Eighty-Six is available to stream on VRV.
I did not enjoy Eighty-Six.
I honest-to-goodness tried to read the light novels over a year ago, before the TV series started airing. But I could hardly make it through the first two chapters.
It felt like the narrator was under contract to remind me every three pages of how horrible its premise was, and that isn’t its fantasy-classism oh-so unfair. And, given how thoroughly actual classism rears its head in real life, the thudding-aesop version felt frankly exhausting.
Being clubbed over the head just isn’t my idea of a great reading experience.
Full Disclaimer: I also love me some pretty darned obvious stories – no shade to you if you dig Eighty-Six. I’m sure the anime comes across better – just about any action series benefits visible-not-prose action. The novels probably even have redeeming qualities further in. I just couldn’t stick around to find out.
That said, I’ve totally got a model kit of the Regenleif sitting across the room from me right now.
Spider-Mecha are just radically cool.
But you don’t have to take my word for it – sci-fi artists figured that out ages ago:
As much as I adore me a big, stompy mecha, something just feels right about a four-legged one. This heavy-set machine that feels properly stable, like a chunky bit of mobile artillery. It’s just such a more natural evolution of a tank than the Jaegers and of the Sentinels of the (fictional) world. And if a story is going to play around with military vehicles, they gosh-darnit they should feel chunky in my mind.
Which is why I built my current Warhammer 40K squad around having two of them in a game where just one is costly. Spidey Superiority.
Speaking of – even when they’re not hefty war machines, the creepy-crawly versions are just so cool, in the unbridled elementary-school sense. Who doesn’t love the Iron Spider suit – or its sinister counterpart?
And that unbridled, elementary-school sense of “cool” admittedly drives a lot of the Gunpla I build. I do have a few internal rules – notably only building mecha from series I’ve actually seen. But the biggest “rule” has always been, more or less, “does my inner eight-year-old want this action figure?” I mean, yeah, the original Gundam has some really in-depth kits. But have you seen the gattling-gun backpack on the Jesta?
Which is exactly why I’m all-in on these guys:
A full rack of missiles on one, a cannon two steps short of a railgun on the other. A red, glowing “cyclops” eye. They even have little “mandibles” that spring down and visible hydraulics holding the legs up!
This is a very mech-y mech.
And so here I am, breaking one of my few “don’t overspend” rules to buy merchandise for a series I dropped after fifty pages. At least with a limited-run game preorder, it’s on the assumption that I’ll likely play and eventually like the story. Almost no chance of that here.
And, honestly, that’s kind of fine?
Just go watch CapsuleJay build the V-Siren Prominence on his Twitch channel. It’s from Five-Star Stories, a series with a vanishingly-tiny chance for non-Japanese fans to see it. But it plays into so many gaudy anime-robot design tropes that you can’t help but love it. Lanky, CLAMP-like limbs, high shoulder spikes, and oodles of itty-bitty vents and panels to fill in with color.
Context be darned, it’s just a fun robot.
And, context be darned, the process of building is fun.
I was an engineer-y kid – I played with LEGO and spoke-and-hub bits and littered the family basement with all manner of modular construction projects.
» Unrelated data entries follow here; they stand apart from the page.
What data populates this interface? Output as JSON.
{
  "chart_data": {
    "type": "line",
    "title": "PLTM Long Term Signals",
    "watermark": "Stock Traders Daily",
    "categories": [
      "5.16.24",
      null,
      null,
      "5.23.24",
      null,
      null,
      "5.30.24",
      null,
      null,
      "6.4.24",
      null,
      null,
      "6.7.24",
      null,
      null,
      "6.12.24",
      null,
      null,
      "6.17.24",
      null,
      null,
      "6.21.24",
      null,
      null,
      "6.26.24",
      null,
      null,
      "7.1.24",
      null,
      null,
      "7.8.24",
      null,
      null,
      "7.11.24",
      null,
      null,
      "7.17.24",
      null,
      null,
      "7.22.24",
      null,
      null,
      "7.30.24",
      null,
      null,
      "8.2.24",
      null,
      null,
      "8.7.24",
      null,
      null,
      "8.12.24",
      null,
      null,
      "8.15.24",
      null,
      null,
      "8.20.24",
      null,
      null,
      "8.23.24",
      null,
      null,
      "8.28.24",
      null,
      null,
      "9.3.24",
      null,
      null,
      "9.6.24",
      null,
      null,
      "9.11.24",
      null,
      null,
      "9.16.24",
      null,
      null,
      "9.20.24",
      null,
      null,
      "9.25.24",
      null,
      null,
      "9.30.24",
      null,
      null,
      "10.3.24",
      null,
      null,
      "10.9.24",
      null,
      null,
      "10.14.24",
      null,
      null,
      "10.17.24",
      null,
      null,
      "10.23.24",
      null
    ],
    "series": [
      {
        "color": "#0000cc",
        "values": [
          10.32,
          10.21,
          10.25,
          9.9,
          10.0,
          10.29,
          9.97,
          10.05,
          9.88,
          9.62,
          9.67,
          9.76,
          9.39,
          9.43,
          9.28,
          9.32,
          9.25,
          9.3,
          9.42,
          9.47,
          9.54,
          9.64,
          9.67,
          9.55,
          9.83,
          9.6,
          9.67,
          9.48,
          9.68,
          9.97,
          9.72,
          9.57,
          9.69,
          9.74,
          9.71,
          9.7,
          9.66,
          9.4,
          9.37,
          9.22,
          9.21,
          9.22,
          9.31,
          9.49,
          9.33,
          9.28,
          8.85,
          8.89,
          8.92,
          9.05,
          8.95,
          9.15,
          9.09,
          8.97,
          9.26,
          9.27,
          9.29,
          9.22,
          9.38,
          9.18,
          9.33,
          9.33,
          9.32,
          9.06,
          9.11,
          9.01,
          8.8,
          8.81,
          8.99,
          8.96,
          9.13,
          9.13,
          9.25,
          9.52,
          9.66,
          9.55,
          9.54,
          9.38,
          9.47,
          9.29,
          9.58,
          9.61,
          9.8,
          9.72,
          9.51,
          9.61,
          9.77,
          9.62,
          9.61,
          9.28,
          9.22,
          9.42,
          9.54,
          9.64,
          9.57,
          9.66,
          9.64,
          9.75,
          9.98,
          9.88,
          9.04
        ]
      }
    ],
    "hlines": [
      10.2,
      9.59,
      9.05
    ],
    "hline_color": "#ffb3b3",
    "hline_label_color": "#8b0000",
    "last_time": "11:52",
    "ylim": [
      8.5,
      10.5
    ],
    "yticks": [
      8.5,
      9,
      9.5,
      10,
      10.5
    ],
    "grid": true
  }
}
Took apart and rebuilt pens (and often destroyed them in the process). Doodled totally-implausible “schematics” of fantasy planes when I really should’ve been paying attention to Biology.
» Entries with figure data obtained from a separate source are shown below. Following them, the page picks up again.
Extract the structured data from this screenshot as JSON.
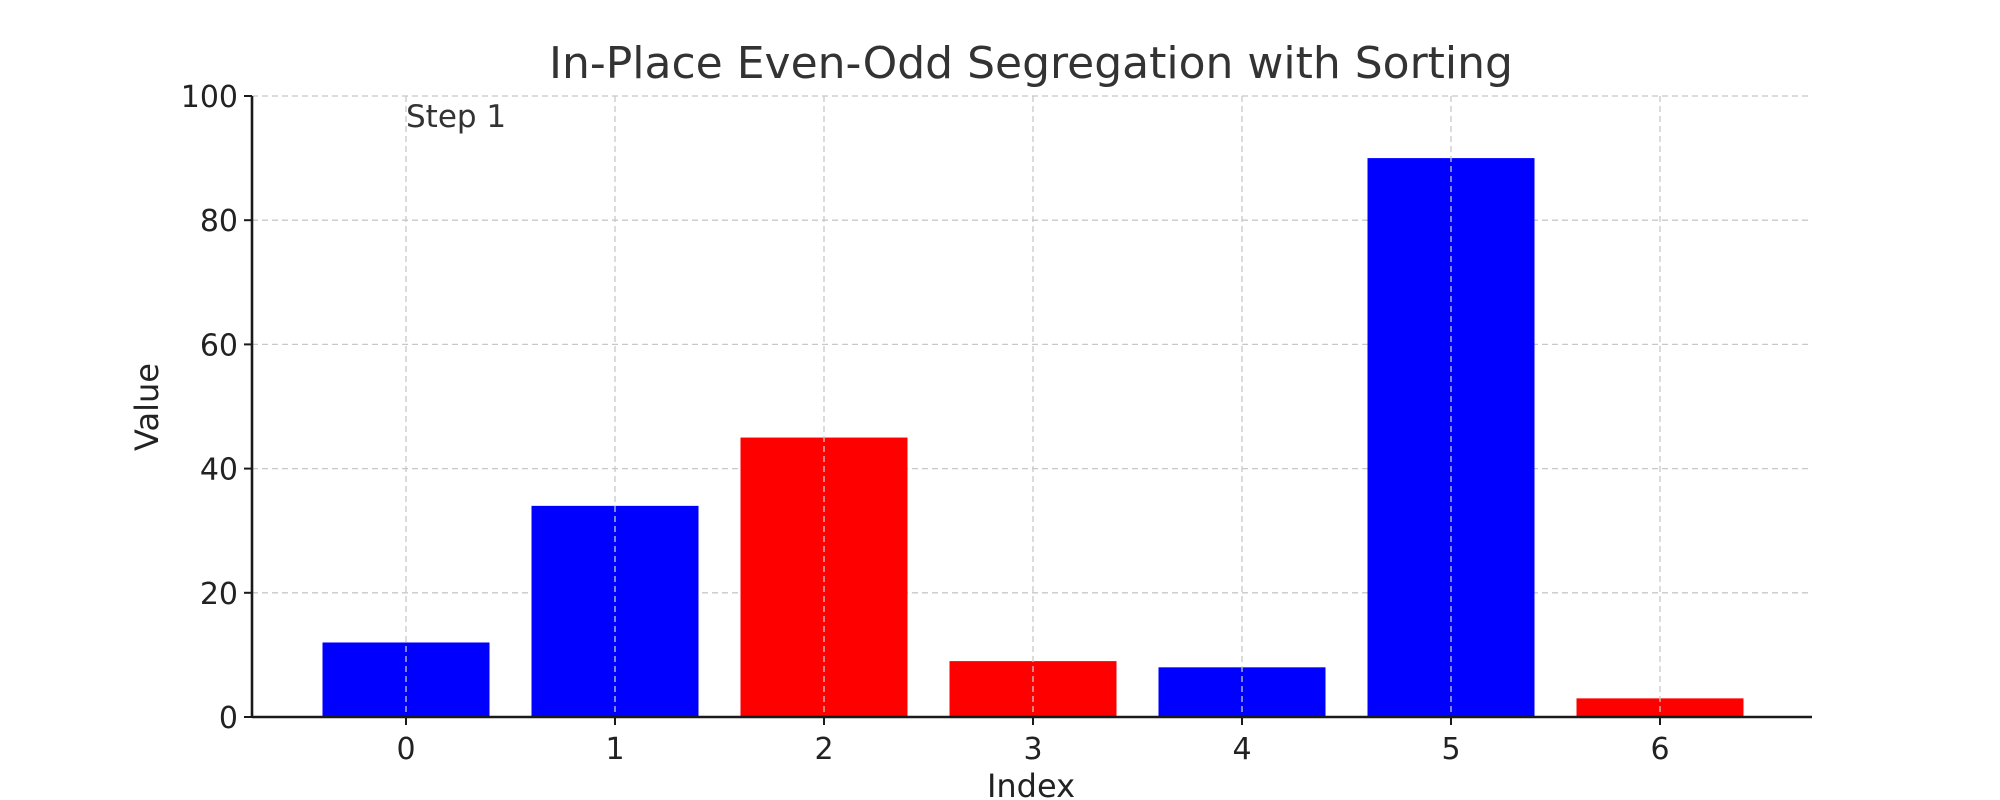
{
  "chart_data": {
    "type": "bar",
    "title": "In-Place Even-Odd Segregation with Sorting",
    "xlabel": "Index",
    "ylabel": "Value",
    "categories": [
      "0",
      "1",
      "2",
      "3",
      "4",
      "5",
      "6"
    ],
    "values": [
      12,
      34,
      45,
      9,
      8,
      90,
      3
    ],
    "bar_colors": [
      "#0000ff",
      "#0000ff",
      "#ff0000",
      "#ff0000",
      "#0000ff",
      "#0000ff",
      "#ff0000"
    ],
    "ylim": [
      0,
      100
    ],
    "yticks": [
      "0",
      "20",
      "40",
      "60",
      "80",
      "100"
    ],
    "grid": true,
    "annotation": "Step 1"
  }
}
Systems are complicated, and machines make that delightfully-tactile. Breaking them down and re-assembling them only makes it all the more apparent, And applied to fiction? That’s model kits to a tee.
No wonder it seems like a billion new people took up the hobby over the last two years.
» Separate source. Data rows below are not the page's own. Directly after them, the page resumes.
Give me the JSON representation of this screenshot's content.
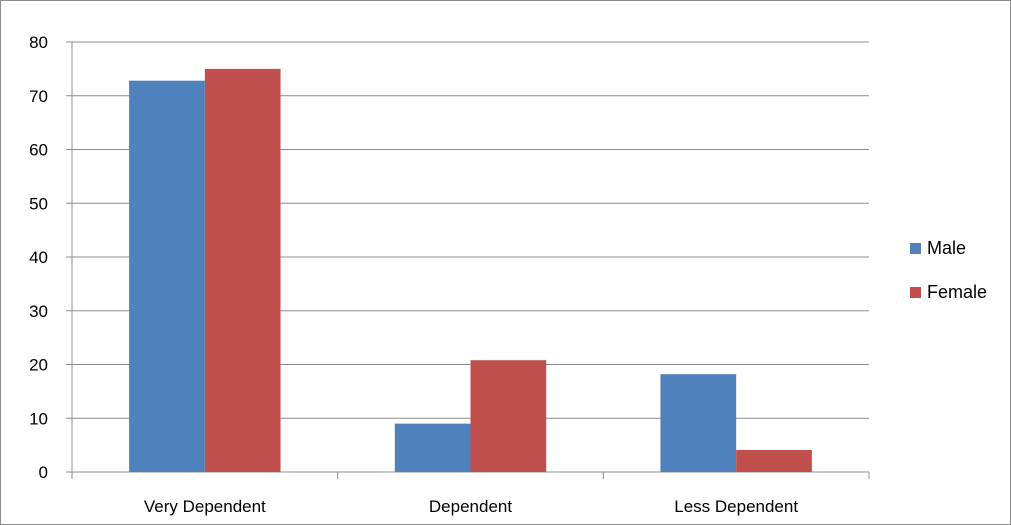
{
  "chart_data": {
    "type": "bar",
    "categories": [
      "Very Dependent",
      "Dependent",
      "Less Dependent"
    ],
    "series": [
      {
        "name": "Male",
        "values": [
          72.8,
          9,
          18.2
        ],
        "color": "#4f81bd"
      },
      {
        "name": "Female",
        "values": [
          75,
          20.8,
          4.1
        ],
        "color": "#c0504d"
      }
    ],
    "title": "",
    "xlabel": "",
    "ylabel": "",
    "ylim": [
      0,
      80
    ],
    "yticks": [
      "0",
      "10",
      "20",
      "30",
      "40",
      "50",
      "60",
      "70",
      "80"
    ],
    "grid": true,
    "legend_position": "right"
  }
}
So, does the idea of sitting down with tools and parts and putting together a cool machine outweigh the love of the actual machine you’re building?
Trick question! I dunno, I can’t speak to that opinion for you. Apparently I can barely speak to it for myself, given the scales tipped on that fairly recently.
All this is to say:
Hobbies are supposed to be fun. Don’t overthink them.
Unless overthinking them is a fun exercise for you. Though, in that case, the above argument is pretty moot, huh?
And that’s kinda just what model-building is in particular. There are kits out there that you’re explicitly expected to spend half an hour on and never need to think about before or since. Or you can pick a thousand-piece Perfect Grade kit, etch in some extra details, 3D-print a bespoke shoulder pauldron, prime and paint the pieces, pick a fusing cement, and… when do we build the dang thing, again?
The bar is as low or high as you set it.
And for me, right now? I saw a set of spider-robots that look pretty sleek.